Social Scientist David Riesman of the University of Chicago is no man to deny that there are enough irresponsible attacks upon U.S. colleges and universities to raise the hackles on any intellectual's neck. But in their loud protests, do the intellectuals always help their own cause? In a lecture at Mills College, Riesman answered no. In Riesman's opinion, intellectuals "tend to overestimate the monolithic power of reaction."

Can You Top This? All too often, says Riesman, "intellectuals take delight in telling each other atrocity stories about America. [But] the naming of evils, intended as a magical warding-off, can have the opposite effect. It is easy to imagine a group of academic people or civil servants sitting about in the hot summer of 1953 and swapping stories about who got fired from the Voice of America because he subscribed to the Nation, and how So-and-So was not rehired at Benton College because his wife' had once joined the League of Women Shoppers--each capping the other's whopper of the reactionary menace. What is the consequence? A stiffening of spines? A clearing of the mind and will for action? I doubt it ... Intellectuals who . . . choose to regard themselves as being victimized, contribute to the very pressures they deplore. These pressures are not nearly so strong as alleged : thinking them strong helps to make them so .

"The reaction of many intellectuals to Stevenson's defeat may be taken as an illustration of my point about their real strength, despite their professed weakness ... In their despair, they neglected the impressive fact that their man . . . had garnered 26 million votes against one of the most appealing candidates ever put up, and in spite of all the inherited handicaps of the Democrats. When, since Wilson first won in a three-way race, have intellectuals had it so good? . . ."

The Big Scramble. "From the Hiss case we may perhaps date the beginning not only of the excessive power and renown of many Johnny-come-lately antiCommunists, but on the other side, what might be thought of as a new united front in some liberal colleges and universities, admission to which is gained by denouncing 'witch hunts' and refusing to cooperate with them ... In some colleges, professors who testify before the Velde or Jenner committees with dignity and restraint (often educating committee members in the process, as Hiss so notably failed to do) are slandered as appeasers. To the extent that Communists, by such tactics, can get non-Communists to claim the Fifth Amendment, they too can pass off their men as martyrs to principle.

"This is the general confusion that let Odysseus out of the giant's cave, and in the scramble, the real ethical problem-- to what extent one should tell the committee, not about oneself, but about others--is obscured.
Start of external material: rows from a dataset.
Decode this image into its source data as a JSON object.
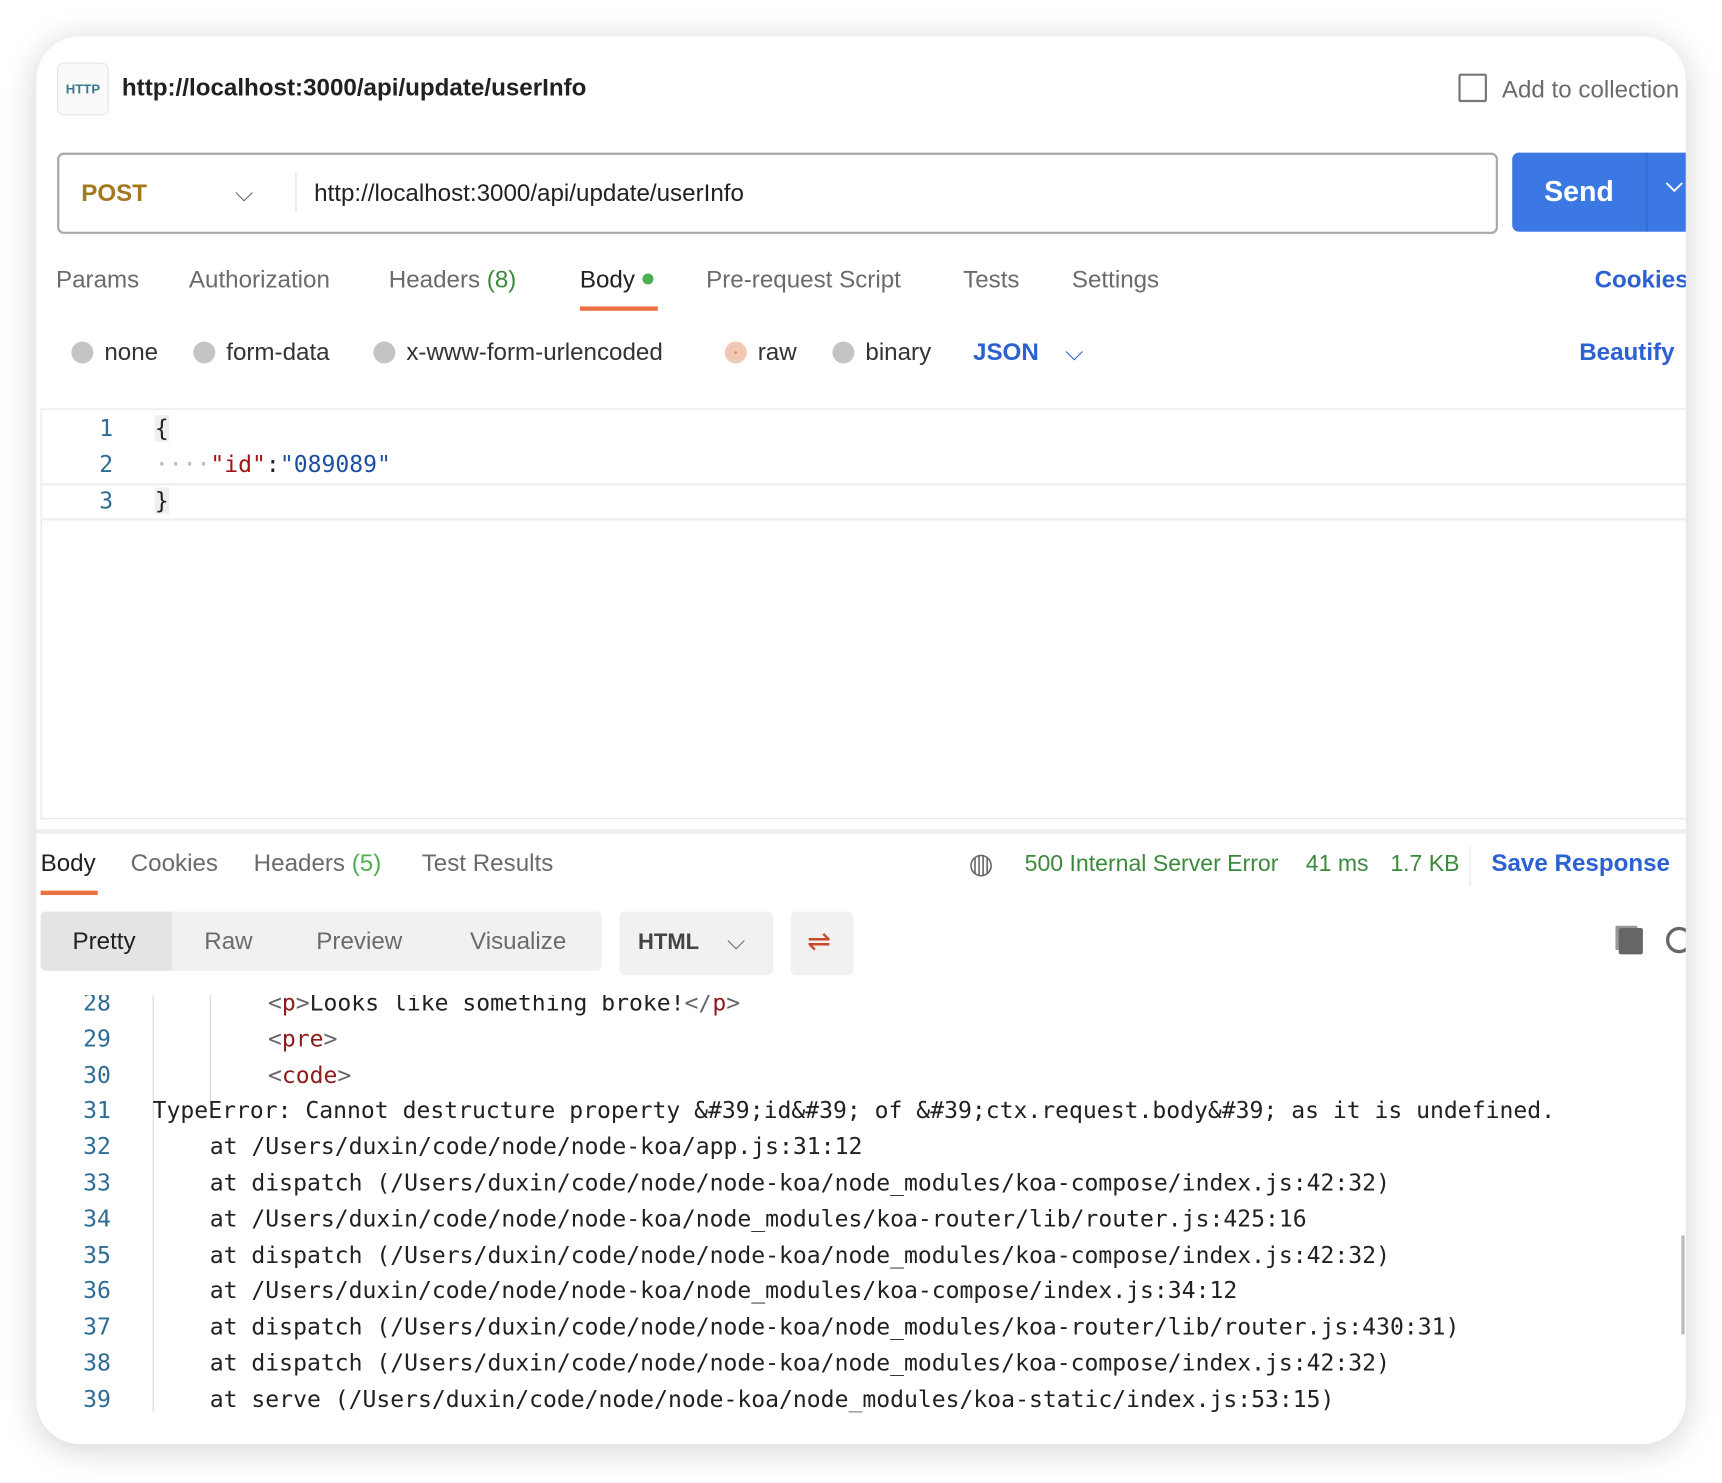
{
  "header": {
    "icon_label": "HTTP",
    "title": "http://localhost:3000/api/update/userInfo",
    "add_to_collection": "Add to collection"
  },
  "request": {
    "method": "POST",
    "url": "http://localhost:3000/api/update/userInfo",
    "send": "Send",
    "method_color": "#a5781f",
    "send_color": "#3b78e3"
  },
  "tabs": {
    "params": "Params",
    "authorization": "Authorization",
    "headers": "Headers",
    "headers_count": "(8)",
    "body": "Body",
    "prerequest": "Pre-request Script",
    "tests": "Tests",
    "settings": "Settings",
    "cookies": "Cookies"
  },
  "body_types": {
    "none": "none",
    "form_data": "form-data",
    "urlencoded": "x-www-form-urlencoded",
    "raw": "raw",
    "binary": "binary",
    "selected": "raw",
    "format": "JSON",
    "beautify": "Beautify"
  },
  "editor": {
    "lines": [
      {
        "n": "1",
        "text": "{"
      },
      {
        "n": "2",
        "key": "\"id\"",
        "colon": ":",
        "value": "\"089089\""
      },
      {
        "n": "3",
        "text": "}"
      }
    ]
  },
  "response": {
    "tabs": {
      "body": "Body",
      "cookies": "Cookies",
      "headers": "Headers",
      "headers_count": "(5)",
      "test_results": "Test Results"
    },
    "status": "500 Internal Server Error",
    "time": "41 ms",
    "size": "1.7 KB",
    "save": "Save Response",
    "views": {
      "pretty": "Pretty",
      "raw": "Raw",
      "preview": "Preview",
      "visualize": "Visualize",
      "format": "HTML"
    },
    "lines": [
      {
        "n": "28",
        "indent": 2,
        "text": "<p>Looks like something broke!</p>"
      },
      {
        "n": "29",
        "indent": 2,
        "text": "<pre>"
      },
      {
        "n": "30",
        "indent": 2,
        "text": "<code>"
      },
      {
        "n": "31",
        "indent": 0,
        "text": "TypeError: Cannot destructure property &#39;id&#39; of &#39;ctx.request.body&#39; as it is undefined."
      },
      {
        "n": "32",
        "indent": 1,
        "text": "at /Users/duxin/code/node/node-koa/app.js:31:12"
      },
      {
        "n": "33",
        "indent": 1,
        "text": "at dispatch (/Users/duxin/code/node/node-koa/node_modules/koa-compose/index.js:42:32)"
      },
      {
        "n": "34",
        "indent": 1,
        "text": "at /Users/duxin/code/node/node-koa/node_modules/koa-router/lib/router.js:425:16"
      },
      {
        "n": "35",
        "indent": 1,
        "text": "at dispatch (/Users/duxin/code/node/node-koa/node_modules/koa-compose/index.js:42:32)"
      },
      {
        "n": "36",
        "indent": 1,
        "text": "at /Users/duxin/code/node/node-koa/node_modules/koa-compose/index.js:34:12"
      },
      {
        "n": "37",
        "indent": 1,
        "text": "at dispatch (/Users/duxin/code/node/node-koa/node_modules/koa-router/lib/router.js:430:31)"
      },
      {
        "n": "38",
        "indent": 1,
        "text": "at dispatch (/Users/duxin/code/node/node-koa/node_modules/koa-compose/index.js:42:32)"
      },
      {
        "n": "39",
        "indent": 1,
        "text": "at serve (/Users/duxin/code/node/node-koa/node_modules/koa-static/index.js:53:15)"
      }
    ]
  },
  "colors": {
    "accent": "#ec6f43",
    "status": "#3b8a3b",
    "link": "#2b61d1"
  }
}
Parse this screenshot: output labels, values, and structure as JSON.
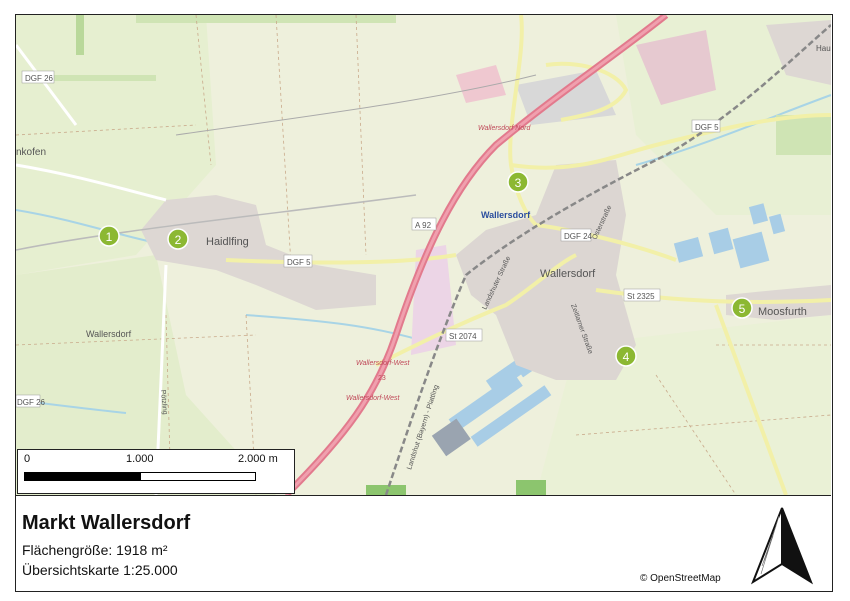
{
  "map": {
    "places": {
      "wallersdorf_main": "Wallersdorf",
      "wallersdorf_town": "Wallersdorf",
      "wallersdorf_field": "Wallersdorf",
      "haidlfing": "Haidlfing",
      "moosfurth": "Moosfurth",
      "kofen": "nkofen",
      "haum": "Haum"
    },
    "roads": {
      "dgf26_top": "DGF 26",
      "dgf26_bottom": "DGF 26",
      "dgf5_west": "DGF 5",
      "dgf5_east": "DGF 5",
      "dgf24": "DGF 24",
      "st2325": "St 2325",
      "st2074": "St 2074",
      "a92": "A 92",
      "junction_nord": "Wallersdorf Nord",
      "junction_west_1": "Wallersdorf-West",
      "junction_west_2": "Wallersdorf-West",
      "junction_num": "23",
      "landshuter": "Landshuter Straße",
      "zeitlarner": "Zeitlarner Straße",
      "ostenstr": "Osterstraße",
      "railway": "Landshut (Bayern) - Plattling",
      "pötzling": "Pötzling"
    },
    "markers": [
      {
        "num": "1"
      },
      {
        "num": "2"
      },
      {
        "num": "3"
      },
      {
        "num": "4"
      },
      {
        "num": "5"
      }
    ],
    "marker_color": "#8cb832"
  },
  "scalebar": {
    "label_0": "0",
    "label_1000": "1.000",
    "label_2000": "2.000 m"
  },
  "legend": {
    "title": "Markt Wallersdorf",
    "area_text": "Flächengröße: 1918 m²",
    "overview_text": "Übersichtskarte 1:25.000",
    "attribution": "© OpenStreetMap"
  }
}
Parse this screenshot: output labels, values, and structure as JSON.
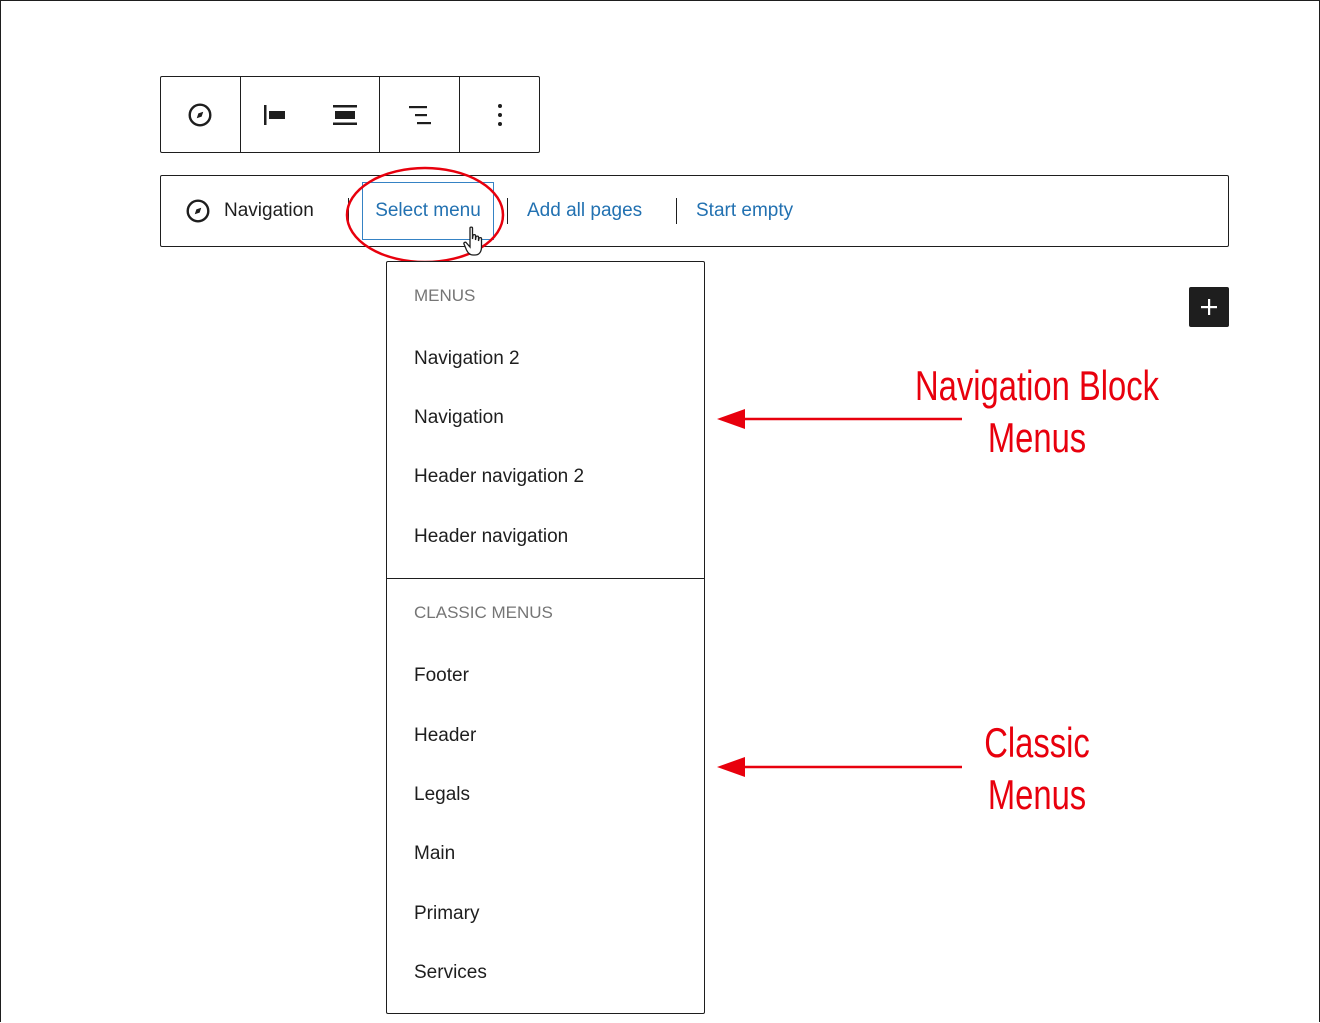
{
  "toolbar": {
    "buttons": [
      {
        "icon": "compass-icon",
        "label": "Navigation"
      },
      {
        "icon": "justify-left-icon",
        "label": "Justify items left"
      },
      {
        "icon": "justify-center-icon",
        "label": "Justify items center"
      },
      {
        "icon": "submenu-align-icon",
        "label": "Justify text"
      },
      {
        "icon": "more-options-icon",
        "label": "Options"
      }
    ]
  },
  "placeholder": {
    "block_label": "Navigation",
    "select_menu": "Select menu",
    "add_all_pages": "Add all pages",
    "start_empty": "Start empty"
  },
  "dropdown": {
    "menus_heading": "MENUS",
    "menus": [
      "Navigation 2",
      "Navigation",
      "Header navigation 2",
      "Header navigation"
    ],
    "classic_heading": "CLASSIC MENUS",
    "classic": [
      "Footer",
      "Header",
      "Legals",
      "Main",
      "Primary",
      "Services"
    ]
  },
  "annotations": {
    "nav_block_line1": "Navigation Block",
    "nav_block_line2": "Menus",
    "classic_line1": "Classic",
    "classic_line2": "Menus",
    "color": "#e8000d"
  },
  "colors": {
    "accent": "#2271b1",
    "text": "#1e1e1e",
    "muted": "#757575"
  }
}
The very term 'witch hunt' is obscurantist . . ."

The Captive Audience. "Another curious kind of situation arises when the question of the books one uses in teaching comes under the scrutiny of an investigating committee. One of the general education courses in the College at Chicago was criticized by the Broyles committee of the Illinois legislature because it assigned the Communist Manifesto and other writings by Marx and Engels. Before that, some of us had felt these works to be inappropriate.for the particular course . . . but ever since the investigation, the Manifesto has been frozen into the course. To replace it now would be regarded as a symbol of knuckling under . . . and we and our students have become to that extent a captive audience.

"While perhaps a majority of students in this course find Marx dull ... a minority feels called upon to speak up for or about Marx ... I hesitate to put students into a position where they must make such a choice . . . but would prefer to have them select their Armageddons at their own time and place."